There is also potential to grow market share through differentiated product offerings. The industry is dominated by simple single premium, short-term, low-protection products, which do little to develop a strong long-term base for the industry.
Given the shortage of suitable long-term investment vehicles in China with which insurers can offset their liabilities, there is little appetite for higher-yield and higher-risk products. Chinese insurers had about US$200 billion in gross assets by the end of April, most of it in low-yielding government bonds and bank deposits.
Invest for success
The regulator has been working to liberalize investment classes for two years and is now looking to raise the cap on investment in the domestic stock market, currently set at 5% of total assets. In addition, insurers will be able to put money into asset-backed securities, property, and venture capital projects, and take stakes in strong-performing local banks.
Investment will also be permitted in state-level infrastructure projects to 15% of total asset value.
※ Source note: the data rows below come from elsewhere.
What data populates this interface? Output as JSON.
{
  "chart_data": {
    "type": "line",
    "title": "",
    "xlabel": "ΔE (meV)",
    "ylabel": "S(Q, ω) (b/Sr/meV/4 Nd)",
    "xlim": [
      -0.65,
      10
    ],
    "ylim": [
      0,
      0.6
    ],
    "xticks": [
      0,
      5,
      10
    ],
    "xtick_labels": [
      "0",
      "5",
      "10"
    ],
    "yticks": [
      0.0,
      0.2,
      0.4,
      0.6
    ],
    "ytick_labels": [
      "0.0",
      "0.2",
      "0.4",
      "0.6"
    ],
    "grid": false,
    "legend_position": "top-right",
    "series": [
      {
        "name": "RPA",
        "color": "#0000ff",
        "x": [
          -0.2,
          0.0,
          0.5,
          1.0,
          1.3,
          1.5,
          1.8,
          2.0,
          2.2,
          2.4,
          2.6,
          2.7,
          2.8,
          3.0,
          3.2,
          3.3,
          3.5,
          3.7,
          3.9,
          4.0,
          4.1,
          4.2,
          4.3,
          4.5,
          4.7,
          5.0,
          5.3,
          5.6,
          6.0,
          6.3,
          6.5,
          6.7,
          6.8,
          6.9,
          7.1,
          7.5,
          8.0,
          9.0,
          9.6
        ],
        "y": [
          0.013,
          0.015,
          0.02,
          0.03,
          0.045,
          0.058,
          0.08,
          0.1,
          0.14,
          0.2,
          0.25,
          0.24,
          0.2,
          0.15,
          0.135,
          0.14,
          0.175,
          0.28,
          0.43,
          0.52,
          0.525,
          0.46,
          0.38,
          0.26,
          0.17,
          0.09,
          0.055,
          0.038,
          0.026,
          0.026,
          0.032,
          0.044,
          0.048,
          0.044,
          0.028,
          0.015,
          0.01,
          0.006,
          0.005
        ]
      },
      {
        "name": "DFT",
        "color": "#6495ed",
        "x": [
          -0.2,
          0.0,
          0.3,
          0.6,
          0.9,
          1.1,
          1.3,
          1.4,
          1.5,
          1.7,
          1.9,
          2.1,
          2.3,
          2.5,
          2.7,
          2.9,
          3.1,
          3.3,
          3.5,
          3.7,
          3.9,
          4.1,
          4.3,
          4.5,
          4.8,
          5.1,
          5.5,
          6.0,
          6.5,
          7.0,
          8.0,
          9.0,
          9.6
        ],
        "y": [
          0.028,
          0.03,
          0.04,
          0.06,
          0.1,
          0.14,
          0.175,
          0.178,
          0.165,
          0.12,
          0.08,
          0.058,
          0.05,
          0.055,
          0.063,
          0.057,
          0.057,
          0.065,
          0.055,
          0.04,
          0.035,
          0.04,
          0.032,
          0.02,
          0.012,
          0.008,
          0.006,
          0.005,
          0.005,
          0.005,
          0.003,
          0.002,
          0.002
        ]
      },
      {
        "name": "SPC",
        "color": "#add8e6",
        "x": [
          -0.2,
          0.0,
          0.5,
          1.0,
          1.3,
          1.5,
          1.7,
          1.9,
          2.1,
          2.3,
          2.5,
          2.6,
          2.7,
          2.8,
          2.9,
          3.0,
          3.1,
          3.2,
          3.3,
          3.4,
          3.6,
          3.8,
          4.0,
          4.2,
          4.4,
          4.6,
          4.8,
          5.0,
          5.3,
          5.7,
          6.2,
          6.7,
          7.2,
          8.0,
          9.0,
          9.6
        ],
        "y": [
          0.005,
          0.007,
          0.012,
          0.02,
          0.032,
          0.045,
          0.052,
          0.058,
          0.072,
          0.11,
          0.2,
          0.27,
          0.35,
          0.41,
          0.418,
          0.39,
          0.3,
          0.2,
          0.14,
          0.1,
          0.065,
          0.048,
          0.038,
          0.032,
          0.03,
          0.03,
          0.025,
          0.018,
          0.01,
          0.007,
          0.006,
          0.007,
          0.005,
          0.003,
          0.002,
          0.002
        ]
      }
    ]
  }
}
In April, insurers received the green light to buy foreign exchange quotas in order to invest in overseas fixed-income and money market instruments, capped at 15% of total assets. This is expected to be expanded to cover other overseas products, including equities and funds.
To offset the increased investment risk, the regulator is also considering moving to a risk-based capital framework in which solvency requirements are matched to asset risks. This is likely to encourage smaller players to raise more capital, opening up opportunities for foreign investors looking for China insurance assets. Domestic listings are also on the cards.
With domestic players already well in the lead, and progressively given more leash by the regulator, it remains to be seen what share of new growth foreign players can nab. What is certain is they need to move quickly if they want to insure a slice of the pie.